The Call is Halle Berry’s first film that shows promise since her infamous run of dud’s since her Oscar win. She plays a 911 operator who does her job well, until she unwittingly makes a mistake and a young girl ends up dead. Berry plays the blue-collar worker with a heart of gold well, her performance isn’t cheesy it’s real and you genuinely feel her anguish as she realizes that another girl may end up dead.
Whilst Berry hangs up her 911 headset and opts for teaching new operators, on the other side of town smart and sensible Casey Welson (Abigail Breslin) is getting bungled into the trunk of a car. As luck would have it Breslin has her friends cheap and unfortunately untraceable mobile in her pocket, her one lifeline and her connection to the outside world. Realising that she needs to help, Berry returns to her duty as operator to rectify her past mistake and has to solve a puzzle of Breslin whilst she motors across the city.

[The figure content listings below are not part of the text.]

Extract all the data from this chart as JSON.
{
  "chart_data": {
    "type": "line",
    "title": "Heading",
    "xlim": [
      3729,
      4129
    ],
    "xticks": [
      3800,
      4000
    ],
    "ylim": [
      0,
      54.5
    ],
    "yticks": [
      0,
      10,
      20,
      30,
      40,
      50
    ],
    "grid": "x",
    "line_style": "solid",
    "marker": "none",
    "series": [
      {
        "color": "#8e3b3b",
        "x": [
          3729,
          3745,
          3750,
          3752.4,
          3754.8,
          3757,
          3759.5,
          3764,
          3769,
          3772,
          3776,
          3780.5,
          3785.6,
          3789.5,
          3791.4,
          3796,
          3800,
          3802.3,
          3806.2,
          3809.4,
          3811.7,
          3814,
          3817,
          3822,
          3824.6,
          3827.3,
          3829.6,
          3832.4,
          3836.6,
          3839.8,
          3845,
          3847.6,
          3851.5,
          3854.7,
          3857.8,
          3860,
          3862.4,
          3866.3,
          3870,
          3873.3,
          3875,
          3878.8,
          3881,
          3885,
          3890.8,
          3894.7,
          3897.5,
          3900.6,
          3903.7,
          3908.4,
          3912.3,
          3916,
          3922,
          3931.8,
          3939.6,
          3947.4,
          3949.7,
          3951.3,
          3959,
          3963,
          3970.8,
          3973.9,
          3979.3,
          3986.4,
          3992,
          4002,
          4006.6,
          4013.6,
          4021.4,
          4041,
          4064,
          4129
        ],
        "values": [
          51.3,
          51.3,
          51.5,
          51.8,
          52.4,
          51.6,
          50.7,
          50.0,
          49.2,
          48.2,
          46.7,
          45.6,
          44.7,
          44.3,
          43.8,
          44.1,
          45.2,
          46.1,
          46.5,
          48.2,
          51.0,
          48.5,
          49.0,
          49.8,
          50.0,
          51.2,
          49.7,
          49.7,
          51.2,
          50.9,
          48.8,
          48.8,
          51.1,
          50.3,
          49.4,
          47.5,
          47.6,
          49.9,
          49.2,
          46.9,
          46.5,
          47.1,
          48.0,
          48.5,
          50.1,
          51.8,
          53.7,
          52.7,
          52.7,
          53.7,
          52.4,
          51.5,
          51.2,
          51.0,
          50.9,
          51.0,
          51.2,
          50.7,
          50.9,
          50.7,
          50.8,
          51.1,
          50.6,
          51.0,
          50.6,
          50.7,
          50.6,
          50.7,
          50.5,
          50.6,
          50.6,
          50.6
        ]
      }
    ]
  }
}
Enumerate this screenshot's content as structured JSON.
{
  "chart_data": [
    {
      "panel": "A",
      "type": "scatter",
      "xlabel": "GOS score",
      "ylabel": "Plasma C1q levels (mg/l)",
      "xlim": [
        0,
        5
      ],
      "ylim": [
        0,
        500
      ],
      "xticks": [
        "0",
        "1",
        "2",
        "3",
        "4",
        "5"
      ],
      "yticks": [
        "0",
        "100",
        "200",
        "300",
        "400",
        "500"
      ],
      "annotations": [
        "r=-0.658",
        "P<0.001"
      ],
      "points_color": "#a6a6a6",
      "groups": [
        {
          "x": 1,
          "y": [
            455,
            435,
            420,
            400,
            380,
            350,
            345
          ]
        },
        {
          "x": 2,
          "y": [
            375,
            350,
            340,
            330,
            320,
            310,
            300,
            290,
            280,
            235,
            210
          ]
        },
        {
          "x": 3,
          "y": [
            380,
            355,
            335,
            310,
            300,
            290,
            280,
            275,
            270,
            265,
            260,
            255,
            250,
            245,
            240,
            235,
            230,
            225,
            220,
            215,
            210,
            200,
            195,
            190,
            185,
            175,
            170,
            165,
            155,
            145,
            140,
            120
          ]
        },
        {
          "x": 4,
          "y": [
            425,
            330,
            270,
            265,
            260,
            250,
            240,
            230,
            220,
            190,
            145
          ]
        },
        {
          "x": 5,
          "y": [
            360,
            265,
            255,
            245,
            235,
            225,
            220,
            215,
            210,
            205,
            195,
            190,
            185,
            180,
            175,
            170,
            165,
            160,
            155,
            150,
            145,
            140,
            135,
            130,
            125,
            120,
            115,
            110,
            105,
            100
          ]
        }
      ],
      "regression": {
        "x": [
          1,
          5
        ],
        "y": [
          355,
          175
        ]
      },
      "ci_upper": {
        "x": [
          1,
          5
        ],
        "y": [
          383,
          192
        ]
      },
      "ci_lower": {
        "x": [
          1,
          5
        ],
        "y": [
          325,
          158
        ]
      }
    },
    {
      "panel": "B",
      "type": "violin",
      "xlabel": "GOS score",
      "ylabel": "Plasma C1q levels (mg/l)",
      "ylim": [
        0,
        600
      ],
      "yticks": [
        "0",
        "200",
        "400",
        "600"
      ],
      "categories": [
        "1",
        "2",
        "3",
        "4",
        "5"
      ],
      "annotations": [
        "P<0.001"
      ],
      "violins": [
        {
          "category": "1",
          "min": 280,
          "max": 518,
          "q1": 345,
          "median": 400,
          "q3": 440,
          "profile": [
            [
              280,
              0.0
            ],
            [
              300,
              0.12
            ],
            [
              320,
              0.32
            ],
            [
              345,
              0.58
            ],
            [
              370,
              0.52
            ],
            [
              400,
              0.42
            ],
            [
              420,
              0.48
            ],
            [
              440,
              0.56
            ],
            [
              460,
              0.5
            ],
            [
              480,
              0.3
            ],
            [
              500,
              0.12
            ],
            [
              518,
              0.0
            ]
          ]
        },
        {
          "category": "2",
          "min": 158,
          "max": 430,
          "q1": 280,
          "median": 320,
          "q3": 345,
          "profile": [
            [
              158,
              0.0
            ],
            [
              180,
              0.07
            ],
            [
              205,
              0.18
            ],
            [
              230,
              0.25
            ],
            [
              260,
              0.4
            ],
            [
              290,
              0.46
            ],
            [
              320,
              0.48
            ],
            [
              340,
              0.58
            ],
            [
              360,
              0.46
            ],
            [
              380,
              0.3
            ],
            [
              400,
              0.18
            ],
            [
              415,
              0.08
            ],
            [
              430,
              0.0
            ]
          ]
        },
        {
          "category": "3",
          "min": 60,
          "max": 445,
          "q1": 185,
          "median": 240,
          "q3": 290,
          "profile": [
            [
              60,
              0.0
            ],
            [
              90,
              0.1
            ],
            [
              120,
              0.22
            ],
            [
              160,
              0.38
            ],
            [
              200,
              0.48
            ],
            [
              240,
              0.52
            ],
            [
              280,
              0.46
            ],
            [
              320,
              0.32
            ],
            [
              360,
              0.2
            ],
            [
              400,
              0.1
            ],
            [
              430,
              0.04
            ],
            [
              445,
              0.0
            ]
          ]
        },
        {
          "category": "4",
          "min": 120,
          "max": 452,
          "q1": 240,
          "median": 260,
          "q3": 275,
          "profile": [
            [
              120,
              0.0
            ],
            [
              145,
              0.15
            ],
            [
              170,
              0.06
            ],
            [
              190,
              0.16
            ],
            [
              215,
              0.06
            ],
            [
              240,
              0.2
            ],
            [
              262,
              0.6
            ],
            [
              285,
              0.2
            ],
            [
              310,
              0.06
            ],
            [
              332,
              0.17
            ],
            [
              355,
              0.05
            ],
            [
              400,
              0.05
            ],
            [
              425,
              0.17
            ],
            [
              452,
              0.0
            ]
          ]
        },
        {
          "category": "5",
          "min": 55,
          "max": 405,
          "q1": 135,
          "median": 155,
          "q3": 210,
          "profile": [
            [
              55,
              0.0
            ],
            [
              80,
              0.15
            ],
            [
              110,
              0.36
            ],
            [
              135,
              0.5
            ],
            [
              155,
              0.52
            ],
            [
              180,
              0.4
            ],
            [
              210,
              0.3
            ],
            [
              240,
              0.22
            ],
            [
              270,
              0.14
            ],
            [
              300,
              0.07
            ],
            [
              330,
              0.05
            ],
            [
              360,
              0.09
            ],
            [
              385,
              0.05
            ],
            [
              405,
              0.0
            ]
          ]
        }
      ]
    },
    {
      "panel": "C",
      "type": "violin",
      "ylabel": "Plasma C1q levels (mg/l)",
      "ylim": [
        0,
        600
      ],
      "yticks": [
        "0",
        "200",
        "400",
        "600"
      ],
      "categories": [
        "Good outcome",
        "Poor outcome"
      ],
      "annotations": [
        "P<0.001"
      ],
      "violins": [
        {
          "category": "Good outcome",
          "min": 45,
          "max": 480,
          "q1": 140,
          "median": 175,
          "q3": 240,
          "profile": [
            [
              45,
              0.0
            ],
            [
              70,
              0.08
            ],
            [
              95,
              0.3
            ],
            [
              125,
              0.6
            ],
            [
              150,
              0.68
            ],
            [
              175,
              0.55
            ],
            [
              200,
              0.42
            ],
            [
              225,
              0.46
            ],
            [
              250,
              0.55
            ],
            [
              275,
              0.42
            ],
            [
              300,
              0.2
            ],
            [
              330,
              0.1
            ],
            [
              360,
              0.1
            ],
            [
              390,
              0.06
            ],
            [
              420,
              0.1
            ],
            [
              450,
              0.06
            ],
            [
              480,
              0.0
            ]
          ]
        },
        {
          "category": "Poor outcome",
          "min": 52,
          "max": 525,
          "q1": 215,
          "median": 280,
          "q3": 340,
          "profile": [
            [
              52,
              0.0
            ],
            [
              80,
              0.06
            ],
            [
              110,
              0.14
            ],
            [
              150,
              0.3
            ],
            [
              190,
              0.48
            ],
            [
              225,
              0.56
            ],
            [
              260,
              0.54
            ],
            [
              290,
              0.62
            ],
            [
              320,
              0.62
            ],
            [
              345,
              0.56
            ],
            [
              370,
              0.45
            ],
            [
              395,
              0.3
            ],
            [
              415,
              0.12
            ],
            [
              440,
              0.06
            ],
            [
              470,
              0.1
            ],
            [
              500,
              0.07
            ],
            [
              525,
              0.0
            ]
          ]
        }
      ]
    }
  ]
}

Director Brad Anderson knows how to write a thriller. The Call has solid chunks where the phrase edge-of-your-seat is for once accurate and nail-biting terror has been created without the use of explosions or clichés. It’s a shame that after an hour of perfectly executed suspense The Call takes a side road down ‘god-awful horror movie clichés’ and has a spectacularly bad ending. The villain whom before was nicely mysterious and your mind guessed his sinister plans turns into a nutty maniac for no rhyme or reason. By the end you see that director Anderson is trying to create some kind of badly planned feminist angle by having Abigail Breslin in her bra for the last half of the film kind of puts a dampner on it.
The Call, one of the most promising starts to a film and a specular fall into pointlessness.